De marktleiders voor low-code-platformen kan je indelen in twee grote groepen. Er zijn de brede platformspelers zoals Microsoft en Salesforce. En daarnaast de gespecialiseerde partijen met Outsystems en Mendix op kop. Al zitten low-code-platformen in zijn geheel in de lift. ‘Dankzij low code sta je dichter bij je klant.’
Officieel hebben analisten als Gartner het over ‘enterprise-low-code applicatieplatforms’. Het gaat hierbij om een platform om snel toepassingen te ontwikkelen en te implementeren door de codering te minimaliseren of te vervangen. Denk aan een modelgestuurde of grafische programmeeraanpak.
De drempel voor ontwikkeling ligt alvast lager bij low code. ‘Bij traditionele ontwikkeling zit je al snel met grotere teams en meer overhead. En daardoor sta je ook verder van de klant’, stelt Bart Reyserhove, cto bij de Brusselse scale-up Legal Studio dat een software-as-a-service-oplossing aanbiedt via hun KLEA-platform en daarvoor nagenoeg helemaal terugvalt op het low-code-platform van Mendix.
De ontwikkelafdeling van Legal Studio, met intussen een 25-tal medewerkers, is beperkt tot een drietal ontwikkelaars/testers. Het meeste ontwikkelwerk doet het bedrijf ook zelf. Het voordeel van hun aanpak is, volgens Reyserhove, ook dat je als bedrijf en ontwikkelaar erg bezig bent met het business aspect.
Tekort ontwikkelaars
De markt voor low-code, no-code en intelligente ontwikkelaarstechnologieën ziet een sterke vraag van zowel professionele als niet-technische ontwikkelaars. Volgens een nieuwe prognose van IDC zou de markt voor low-code, en het verwante no-code en intelligente ontwikkelaarstechnologieën, wereldwijd toenemen tot een kleine twintig miljard euro in 2026. Het bureau rekent hierbij op een samengesteld jaarlijks groeipercentage (de zogenaamde CAGR) van 17,8 procent.
Organisaties implementeren technologieën als low-code om de productiviteit van (bestaande) ontwikkelaars te verbeteren, maar ook om niet-technische ontwikkelaars tools te geven om digitale oplossingen te kunnen creëren. ‘De markt wordt gedreven door het wereldwijde tekort aan ontwikkelaars’, stelt Michele Rosen vast, De research manager, low-code, no-code &intelligent developer technologies bij IDC verwacht dat deze situatie dit decennium zal aanhouden. Waardoor de markt voor low-code dus sterk zal blijven aantrekken.
Prijskaartje
Intussen zijn low code-platformen rijp voor de meer geavanceerde bedrijfsimplementaties, met dus ook ondersteuning voor het ontwikkelen en testen van toepassingen bestaande uit gebruikersinterfaces, bedrijfslogica, workflow en datasets. Vaak is er ook catalogusondersteuning voor componenten, connectoren en sjablonen én aangepaste api-mogelijkheden. Ook artificiële intelligentie wordt steeds meer ingebouwd.

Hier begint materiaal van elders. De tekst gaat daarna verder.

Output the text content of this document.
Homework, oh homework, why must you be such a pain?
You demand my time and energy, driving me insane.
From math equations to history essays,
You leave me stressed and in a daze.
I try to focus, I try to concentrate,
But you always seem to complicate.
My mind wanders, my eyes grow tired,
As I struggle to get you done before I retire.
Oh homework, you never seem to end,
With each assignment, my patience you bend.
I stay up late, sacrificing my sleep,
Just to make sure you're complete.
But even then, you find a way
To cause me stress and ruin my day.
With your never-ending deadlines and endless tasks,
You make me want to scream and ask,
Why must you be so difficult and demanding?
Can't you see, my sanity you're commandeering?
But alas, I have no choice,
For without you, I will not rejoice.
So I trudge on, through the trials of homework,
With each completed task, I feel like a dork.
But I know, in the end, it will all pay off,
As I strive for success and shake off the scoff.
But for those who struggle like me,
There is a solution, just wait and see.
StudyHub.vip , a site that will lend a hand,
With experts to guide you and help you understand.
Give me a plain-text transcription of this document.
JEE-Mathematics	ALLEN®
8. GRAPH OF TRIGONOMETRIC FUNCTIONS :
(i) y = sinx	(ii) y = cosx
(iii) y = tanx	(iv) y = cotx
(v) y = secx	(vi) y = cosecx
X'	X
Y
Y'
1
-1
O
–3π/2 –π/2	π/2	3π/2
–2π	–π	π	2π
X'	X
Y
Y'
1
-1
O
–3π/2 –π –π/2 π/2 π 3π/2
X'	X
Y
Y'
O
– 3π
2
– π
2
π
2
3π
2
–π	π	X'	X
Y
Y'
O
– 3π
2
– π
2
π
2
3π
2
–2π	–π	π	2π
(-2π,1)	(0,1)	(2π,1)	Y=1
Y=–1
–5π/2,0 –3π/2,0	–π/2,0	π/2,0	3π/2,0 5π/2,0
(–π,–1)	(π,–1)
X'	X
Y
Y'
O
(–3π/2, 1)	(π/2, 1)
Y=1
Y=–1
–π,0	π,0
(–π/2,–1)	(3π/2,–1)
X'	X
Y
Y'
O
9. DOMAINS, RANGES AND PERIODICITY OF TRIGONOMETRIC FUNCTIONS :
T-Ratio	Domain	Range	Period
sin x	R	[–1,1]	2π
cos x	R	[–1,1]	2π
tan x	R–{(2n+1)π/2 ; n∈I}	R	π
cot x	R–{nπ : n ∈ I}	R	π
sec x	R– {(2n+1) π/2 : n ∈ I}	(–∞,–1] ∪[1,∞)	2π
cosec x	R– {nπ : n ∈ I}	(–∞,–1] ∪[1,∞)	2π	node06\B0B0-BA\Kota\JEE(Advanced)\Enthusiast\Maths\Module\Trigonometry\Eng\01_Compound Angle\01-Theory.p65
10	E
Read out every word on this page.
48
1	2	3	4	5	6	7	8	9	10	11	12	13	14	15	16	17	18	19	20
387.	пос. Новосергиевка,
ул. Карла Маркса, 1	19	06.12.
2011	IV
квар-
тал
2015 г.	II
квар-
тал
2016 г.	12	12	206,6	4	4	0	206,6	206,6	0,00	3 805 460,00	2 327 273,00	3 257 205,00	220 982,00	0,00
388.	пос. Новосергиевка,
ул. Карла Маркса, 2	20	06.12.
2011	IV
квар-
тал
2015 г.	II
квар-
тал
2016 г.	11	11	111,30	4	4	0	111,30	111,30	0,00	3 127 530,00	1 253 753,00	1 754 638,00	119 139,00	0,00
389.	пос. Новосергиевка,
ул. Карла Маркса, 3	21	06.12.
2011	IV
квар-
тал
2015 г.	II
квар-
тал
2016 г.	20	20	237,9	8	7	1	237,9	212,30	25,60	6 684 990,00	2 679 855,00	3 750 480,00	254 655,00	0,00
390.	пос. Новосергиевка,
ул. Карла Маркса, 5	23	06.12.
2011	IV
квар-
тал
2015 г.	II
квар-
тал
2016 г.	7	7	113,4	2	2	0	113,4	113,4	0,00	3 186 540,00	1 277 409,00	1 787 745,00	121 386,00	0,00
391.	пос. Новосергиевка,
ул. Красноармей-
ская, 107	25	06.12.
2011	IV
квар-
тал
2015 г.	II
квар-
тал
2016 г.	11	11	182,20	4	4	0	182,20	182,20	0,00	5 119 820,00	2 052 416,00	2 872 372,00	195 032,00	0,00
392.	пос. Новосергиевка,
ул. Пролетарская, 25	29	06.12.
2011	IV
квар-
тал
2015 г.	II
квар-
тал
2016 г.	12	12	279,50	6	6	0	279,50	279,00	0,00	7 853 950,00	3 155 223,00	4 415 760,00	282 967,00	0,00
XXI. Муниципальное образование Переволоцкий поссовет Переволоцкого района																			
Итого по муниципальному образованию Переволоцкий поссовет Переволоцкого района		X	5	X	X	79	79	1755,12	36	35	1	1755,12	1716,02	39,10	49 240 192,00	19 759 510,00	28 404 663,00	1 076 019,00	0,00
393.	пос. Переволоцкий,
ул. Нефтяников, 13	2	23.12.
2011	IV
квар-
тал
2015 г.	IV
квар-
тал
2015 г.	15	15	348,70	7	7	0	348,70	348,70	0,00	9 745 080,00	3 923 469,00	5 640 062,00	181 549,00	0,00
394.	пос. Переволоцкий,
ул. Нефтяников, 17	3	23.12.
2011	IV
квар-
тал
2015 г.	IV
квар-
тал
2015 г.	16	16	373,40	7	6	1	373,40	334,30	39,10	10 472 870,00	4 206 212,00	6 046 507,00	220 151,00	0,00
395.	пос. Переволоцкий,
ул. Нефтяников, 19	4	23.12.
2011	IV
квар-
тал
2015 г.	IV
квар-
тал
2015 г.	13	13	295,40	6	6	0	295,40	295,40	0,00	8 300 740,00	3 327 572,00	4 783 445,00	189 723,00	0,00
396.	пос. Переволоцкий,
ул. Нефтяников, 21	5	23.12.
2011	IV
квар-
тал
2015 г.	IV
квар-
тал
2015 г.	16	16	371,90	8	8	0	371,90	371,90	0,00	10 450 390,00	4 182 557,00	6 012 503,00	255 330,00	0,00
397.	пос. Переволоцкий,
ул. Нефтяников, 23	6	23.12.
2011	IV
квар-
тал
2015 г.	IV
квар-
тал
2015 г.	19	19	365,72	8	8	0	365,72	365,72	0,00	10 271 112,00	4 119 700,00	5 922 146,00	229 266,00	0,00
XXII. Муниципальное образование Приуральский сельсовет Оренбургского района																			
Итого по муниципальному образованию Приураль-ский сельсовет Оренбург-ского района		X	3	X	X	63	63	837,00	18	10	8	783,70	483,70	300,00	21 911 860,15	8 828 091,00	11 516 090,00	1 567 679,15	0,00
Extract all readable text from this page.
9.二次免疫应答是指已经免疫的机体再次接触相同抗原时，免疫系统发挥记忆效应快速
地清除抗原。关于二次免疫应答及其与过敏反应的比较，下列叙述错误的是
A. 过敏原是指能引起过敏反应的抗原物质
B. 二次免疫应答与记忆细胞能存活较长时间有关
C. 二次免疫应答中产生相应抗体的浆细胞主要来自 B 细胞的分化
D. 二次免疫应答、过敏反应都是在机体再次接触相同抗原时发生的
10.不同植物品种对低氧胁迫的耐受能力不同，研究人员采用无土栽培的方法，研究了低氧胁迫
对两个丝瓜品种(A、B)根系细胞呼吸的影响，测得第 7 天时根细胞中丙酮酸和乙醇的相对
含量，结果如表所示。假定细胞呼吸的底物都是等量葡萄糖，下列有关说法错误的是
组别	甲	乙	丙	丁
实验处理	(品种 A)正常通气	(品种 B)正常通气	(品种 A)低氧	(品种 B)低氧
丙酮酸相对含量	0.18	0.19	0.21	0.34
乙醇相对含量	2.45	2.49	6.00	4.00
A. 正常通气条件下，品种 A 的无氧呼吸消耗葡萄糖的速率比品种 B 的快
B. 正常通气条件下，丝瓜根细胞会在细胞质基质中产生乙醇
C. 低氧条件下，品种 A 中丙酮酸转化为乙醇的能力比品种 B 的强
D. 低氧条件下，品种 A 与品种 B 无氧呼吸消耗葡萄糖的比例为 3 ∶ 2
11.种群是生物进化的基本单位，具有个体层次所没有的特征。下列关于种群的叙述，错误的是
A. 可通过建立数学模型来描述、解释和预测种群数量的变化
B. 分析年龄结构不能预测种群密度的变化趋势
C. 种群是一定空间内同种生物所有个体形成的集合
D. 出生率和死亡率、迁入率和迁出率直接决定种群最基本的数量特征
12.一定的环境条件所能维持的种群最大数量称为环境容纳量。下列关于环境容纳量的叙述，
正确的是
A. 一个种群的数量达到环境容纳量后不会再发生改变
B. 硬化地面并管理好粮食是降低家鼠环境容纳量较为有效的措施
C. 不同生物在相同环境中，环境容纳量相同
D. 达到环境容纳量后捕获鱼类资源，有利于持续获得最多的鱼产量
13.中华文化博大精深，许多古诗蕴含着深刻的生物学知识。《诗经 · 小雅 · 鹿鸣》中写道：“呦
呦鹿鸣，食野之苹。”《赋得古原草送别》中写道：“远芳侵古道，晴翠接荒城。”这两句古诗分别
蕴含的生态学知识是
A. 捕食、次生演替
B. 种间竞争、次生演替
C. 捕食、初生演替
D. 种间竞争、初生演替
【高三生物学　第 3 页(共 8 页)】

Of hoe bedrijven er steeds meer op kunnen terugvallen voor hun toepassingen, al lukt niet alles. ‘Negentig procent van wat we in low-code gebruiken is out-of-the-box beschikbaar of konden we ons aanschaffen via de zogenaamde marketplace’, aldus Reyserhove.
Tegelijk erkent hij dat low-code niet voor iedereen geschikt is, ook omwille van het prijskaartje. En hij verwijst hiermee naar het user based prijsmodel dat een aanbieder als Mendix hanteert. ‘Toen wij begonnen was het instap-pakket qua pricing redelijk pittig’, stelt Reyserhove. Ondertussen is dat wel veranderd omdat ze een Mendix basic package uitgebracht hebben. ‘Waardoor onze instapkost initieel wel hoger lag dan startups die nu zouden starten met Mendix’, oppert hij.
Vijf leiders
Er duiken veel aanbieders van low-code-applicatieplatformen voor de zakelijke markt. Hierbij bekende namen zoals Oracle, Huawei en Alibaba en ook Appian, Zoho en Pegasystems.
Volgens Gartner zijn er, op basis van hun recent marktonderzoek, vijf leiders in de markt van enterprise-low-code-applicatieplatformen: Microsoft, Salesforce en ServiceNow, en ook Mendix en Outsystems. ‘Je merkt duidelijk dat het low-code-concept breed ingang vindt’, stelt Bart Reyserhove. ‘Ook doordat grote jongens als Microsoft en Salesforce komen opzetten. Zij worden een concurrent van Mendix. Eigenlijk zijn ze het al.’